Asset based lending has been growing in popularity as a way to finance small and mid-sized companies. Asset based loans are easier to get than commercial lines of credit and provide more flexibility.
Initially, asset based loans were offered only to mid-sized companies – those with at least 50 million dollars (CAD) in yearly turnover. However, some asset based lenders now offer their solutions to small companies with yearly turnover as low as 5 million dollars. This development has created new financing opportunities for small businesses.
- Explains asset based financing
- Discusses advantages and disadvantages of the solution
- Provides alternatives that offer even more flexibility
What is an asset based loan?
Asset based lending is a type of funding that allows you to finance the assets of your balance sheet. Usually, companies can finance their accounts receivable, inventory and machinery. These facilities can be structured to operate like lines of credit or term loans. The structure is based on the underlying assets being leveraged.
Asset based lending facilities that are backed by accounts receivable and inventory often operate like revolving lines of credit. Your company gets to draw funds from the line up to a limit. The line settles as invoices are paid and inventory is sold off. On average, you can draw up to 80% of your accounts receivable and up to 50% of the orderly liquidation value of your inventory.
Machinery-backed lines usually have term loan structures that are amortized over a period of time. You can learn more by reading “What is Asset Based Lending?”
Advantages for small businesses
Asset based facilities can provide a number of benefits for small and mid-sized companies. The obvious advantage is that using the line can improve cash flow and help you grow the company. Furthermore, increasing the availability in an asset based financing facility is easier than increasing the availability in a line of credit. All you need are quality assets. For example, companies that finance their receivables can increase the size of their line when they sign on new customers.
Additionally, qualifying for an asset based loan (ABL) is easier than qualifying for a commercial line of credit. Your company may have to comply with certain ratios (e.g., fixed charge coverage, debt/equity, etc), but control won’t be as strict. Lastly, the application process is comparatively easy and can be completed in a few weeks.
While asset based loans are one of the cheapest ways to finance assets, they are more expensive than commercial lines of credit. Therefore, ABLs cannot be used effectively by businesses that have very thin margins.
Asset based loans also require some ongoing management. Your company may need to fill out regular borrowing certificates, in which assets and liabilities are stated in detail. This certificate determines the availability of funds. Your company also needs to keep its accounting up to date and be able to provide financial reports regularly. Lastly, lines that are backed by inventory must have an effective inventory management and accounting system. Lines that include inventory financing also need to go through field exams once or twice a year to ensure compliance.
Perhaps the biggest challenge of this solution is that most Canadian asset based lenders need to keep reserves for some priority payables. These reserves limit some of the funds’ availability because they are subtracted from availability in the borrowing certificate. Reserves are usually kept for:
Asset based loans are a great solution for growing companies that cannot get a conventional line of credit. However, due to their limitations, ABLs are not for everyone. Companies can often get increased availability by financing each asset independently and by using a factoring structure to finance invoices.

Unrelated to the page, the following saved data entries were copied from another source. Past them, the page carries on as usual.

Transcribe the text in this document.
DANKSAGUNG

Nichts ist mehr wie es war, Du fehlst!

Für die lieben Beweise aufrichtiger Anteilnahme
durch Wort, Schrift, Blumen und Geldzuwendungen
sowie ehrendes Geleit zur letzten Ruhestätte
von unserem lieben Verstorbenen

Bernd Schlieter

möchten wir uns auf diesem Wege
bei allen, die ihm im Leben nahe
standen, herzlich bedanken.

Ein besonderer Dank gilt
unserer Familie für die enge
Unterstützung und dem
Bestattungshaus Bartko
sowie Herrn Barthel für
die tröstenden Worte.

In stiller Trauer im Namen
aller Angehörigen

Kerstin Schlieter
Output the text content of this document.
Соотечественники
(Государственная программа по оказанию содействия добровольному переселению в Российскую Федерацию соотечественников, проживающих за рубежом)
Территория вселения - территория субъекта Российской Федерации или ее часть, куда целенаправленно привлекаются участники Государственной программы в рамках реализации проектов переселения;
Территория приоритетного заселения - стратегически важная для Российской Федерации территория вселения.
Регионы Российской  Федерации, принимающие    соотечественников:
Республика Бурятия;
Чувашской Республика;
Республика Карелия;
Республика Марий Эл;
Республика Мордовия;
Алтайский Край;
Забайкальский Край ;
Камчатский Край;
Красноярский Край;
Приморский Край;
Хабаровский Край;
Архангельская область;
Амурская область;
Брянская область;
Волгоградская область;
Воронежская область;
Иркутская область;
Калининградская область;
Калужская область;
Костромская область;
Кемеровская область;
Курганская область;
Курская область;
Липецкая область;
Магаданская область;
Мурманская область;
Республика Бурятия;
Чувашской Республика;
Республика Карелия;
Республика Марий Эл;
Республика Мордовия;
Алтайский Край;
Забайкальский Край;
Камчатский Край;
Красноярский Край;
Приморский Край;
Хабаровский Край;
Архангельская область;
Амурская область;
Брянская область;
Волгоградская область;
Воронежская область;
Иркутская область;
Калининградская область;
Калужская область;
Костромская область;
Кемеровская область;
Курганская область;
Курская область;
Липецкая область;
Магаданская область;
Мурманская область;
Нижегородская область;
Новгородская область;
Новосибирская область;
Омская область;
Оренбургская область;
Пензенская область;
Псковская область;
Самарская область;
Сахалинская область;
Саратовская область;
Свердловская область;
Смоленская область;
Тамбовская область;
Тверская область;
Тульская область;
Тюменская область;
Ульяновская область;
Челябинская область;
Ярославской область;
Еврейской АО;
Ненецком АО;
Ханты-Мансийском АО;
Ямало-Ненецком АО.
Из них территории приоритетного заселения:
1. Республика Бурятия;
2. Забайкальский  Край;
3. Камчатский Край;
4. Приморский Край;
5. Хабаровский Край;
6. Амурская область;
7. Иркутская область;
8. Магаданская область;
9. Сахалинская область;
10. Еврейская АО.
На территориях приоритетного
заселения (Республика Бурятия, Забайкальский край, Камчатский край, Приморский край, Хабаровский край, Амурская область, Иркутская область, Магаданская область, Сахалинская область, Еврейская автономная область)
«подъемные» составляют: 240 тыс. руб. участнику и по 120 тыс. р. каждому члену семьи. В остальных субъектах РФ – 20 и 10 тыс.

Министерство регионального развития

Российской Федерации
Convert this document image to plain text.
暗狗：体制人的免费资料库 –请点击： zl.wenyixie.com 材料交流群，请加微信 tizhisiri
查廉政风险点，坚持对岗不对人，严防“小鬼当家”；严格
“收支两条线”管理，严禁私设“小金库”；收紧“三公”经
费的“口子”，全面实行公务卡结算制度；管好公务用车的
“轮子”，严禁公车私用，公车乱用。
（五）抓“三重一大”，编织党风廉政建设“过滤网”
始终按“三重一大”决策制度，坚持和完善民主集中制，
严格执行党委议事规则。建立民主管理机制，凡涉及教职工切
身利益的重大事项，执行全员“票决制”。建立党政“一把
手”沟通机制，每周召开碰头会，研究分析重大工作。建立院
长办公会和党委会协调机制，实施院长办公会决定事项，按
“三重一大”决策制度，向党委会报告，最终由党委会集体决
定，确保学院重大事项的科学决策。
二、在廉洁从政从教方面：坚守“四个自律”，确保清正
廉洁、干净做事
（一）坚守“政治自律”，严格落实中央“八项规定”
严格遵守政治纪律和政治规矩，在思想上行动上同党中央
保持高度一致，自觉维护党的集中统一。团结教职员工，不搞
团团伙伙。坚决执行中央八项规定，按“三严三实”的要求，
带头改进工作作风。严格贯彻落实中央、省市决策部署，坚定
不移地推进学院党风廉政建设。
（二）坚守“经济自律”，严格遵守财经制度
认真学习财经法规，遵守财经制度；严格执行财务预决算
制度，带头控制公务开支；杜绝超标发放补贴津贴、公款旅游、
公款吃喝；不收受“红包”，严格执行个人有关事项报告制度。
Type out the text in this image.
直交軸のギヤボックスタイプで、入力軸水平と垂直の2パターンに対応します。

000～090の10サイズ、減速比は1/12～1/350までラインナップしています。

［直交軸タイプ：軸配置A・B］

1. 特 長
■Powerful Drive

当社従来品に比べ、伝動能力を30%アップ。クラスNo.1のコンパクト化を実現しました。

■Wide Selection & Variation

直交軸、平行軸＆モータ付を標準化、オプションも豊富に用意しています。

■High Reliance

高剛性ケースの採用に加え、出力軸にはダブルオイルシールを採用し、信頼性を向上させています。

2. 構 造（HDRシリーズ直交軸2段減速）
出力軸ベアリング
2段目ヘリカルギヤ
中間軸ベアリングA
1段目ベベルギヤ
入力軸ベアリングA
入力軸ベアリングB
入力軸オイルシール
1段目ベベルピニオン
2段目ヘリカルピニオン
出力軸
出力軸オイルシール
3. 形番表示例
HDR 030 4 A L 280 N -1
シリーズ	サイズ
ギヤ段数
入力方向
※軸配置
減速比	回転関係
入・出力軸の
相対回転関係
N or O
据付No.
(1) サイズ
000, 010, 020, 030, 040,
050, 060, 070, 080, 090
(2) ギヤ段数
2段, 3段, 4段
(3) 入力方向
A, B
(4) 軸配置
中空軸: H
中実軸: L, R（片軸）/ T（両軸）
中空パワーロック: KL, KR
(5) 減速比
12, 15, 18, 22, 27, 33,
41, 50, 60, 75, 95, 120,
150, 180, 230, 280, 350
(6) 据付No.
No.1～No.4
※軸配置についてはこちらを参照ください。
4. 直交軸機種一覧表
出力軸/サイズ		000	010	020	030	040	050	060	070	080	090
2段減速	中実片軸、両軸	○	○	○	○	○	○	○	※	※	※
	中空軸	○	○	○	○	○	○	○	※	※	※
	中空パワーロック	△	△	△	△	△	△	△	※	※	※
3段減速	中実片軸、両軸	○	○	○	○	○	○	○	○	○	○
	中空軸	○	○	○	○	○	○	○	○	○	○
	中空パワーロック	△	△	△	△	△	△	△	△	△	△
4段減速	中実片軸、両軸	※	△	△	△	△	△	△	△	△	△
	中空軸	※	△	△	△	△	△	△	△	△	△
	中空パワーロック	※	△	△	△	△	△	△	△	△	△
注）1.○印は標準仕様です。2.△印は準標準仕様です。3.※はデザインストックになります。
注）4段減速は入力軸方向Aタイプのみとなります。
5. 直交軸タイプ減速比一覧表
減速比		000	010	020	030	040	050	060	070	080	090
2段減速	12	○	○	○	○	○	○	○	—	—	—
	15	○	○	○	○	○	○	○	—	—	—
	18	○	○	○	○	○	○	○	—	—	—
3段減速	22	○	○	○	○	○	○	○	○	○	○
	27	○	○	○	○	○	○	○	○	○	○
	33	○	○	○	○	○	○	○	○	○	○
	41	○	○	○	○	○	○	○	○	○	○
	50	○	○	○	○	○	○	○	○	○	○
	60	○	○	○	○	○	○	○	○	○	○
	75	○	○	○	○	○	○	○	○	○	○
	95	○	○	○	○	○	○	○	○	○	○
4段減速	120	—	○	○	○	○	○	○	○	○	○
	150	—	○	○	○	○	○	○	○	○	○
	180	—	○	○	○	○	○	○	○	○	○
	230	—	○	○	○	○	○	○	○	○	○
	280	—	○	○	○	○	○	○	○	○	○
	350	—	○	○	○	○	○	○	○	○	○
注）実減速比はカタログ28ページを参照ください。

a) Confidential factoring for receivables
Accounts receivable can be financed using factoring financing. A factoring line can finance up to 80% (this amount varies) of your accounts receivables as long as they are payable by creditworthy customers. However, factoring is not a loan but, rather, a sale of the receivables. This small difference allows factoring companies to increase funding if necessary without having to hold any payable reserves.
Some factoring lines require that your clients be notified. However, factoring companies can offer confidential factoring lines which require minimal – if any – customer interaction.
b) Inventory financing
An inventory financing line can often be provided as an add-on to a factoring line. This solution enables you to finance your inventory, which increases your liquidity. Transactions are settled once the inventory is sold off as finished product. Inventory is usually funded at a percentage of its net orderly liquidation value. Note that this value is usually lower than market value. Inventory financing is usually more expensive than other types of financing due to risk and complexity.
c) Equipment financing
Lastly, if your company can finance any remaining equity, it can be financed through an equipment line. This solution can provide additional funds availability. Equipment financing transactions are usually structured as term loans.
Which product is right for you?
Before moving forward with an asset based loan, business owners must carefully consider their business strategy and match it to their financial objective. The most common objectives are:
- Highest funds availability
- Lowest cost
- Most flexibility
If you are looking for the absolute lowest cost outside of a line of credit, consider an asset based financing program. However, this cost advantage comes with slightly lower available funds and less flexibility than the alternatives.
On the other hand, if you are looking for the highest funds availability, try combining a confidential factoring facility with an inventory line and an equipment line. These solutions, however, have a higher cost.
Ultimately, you must weigh the benefits and make the right strategic choice for your business.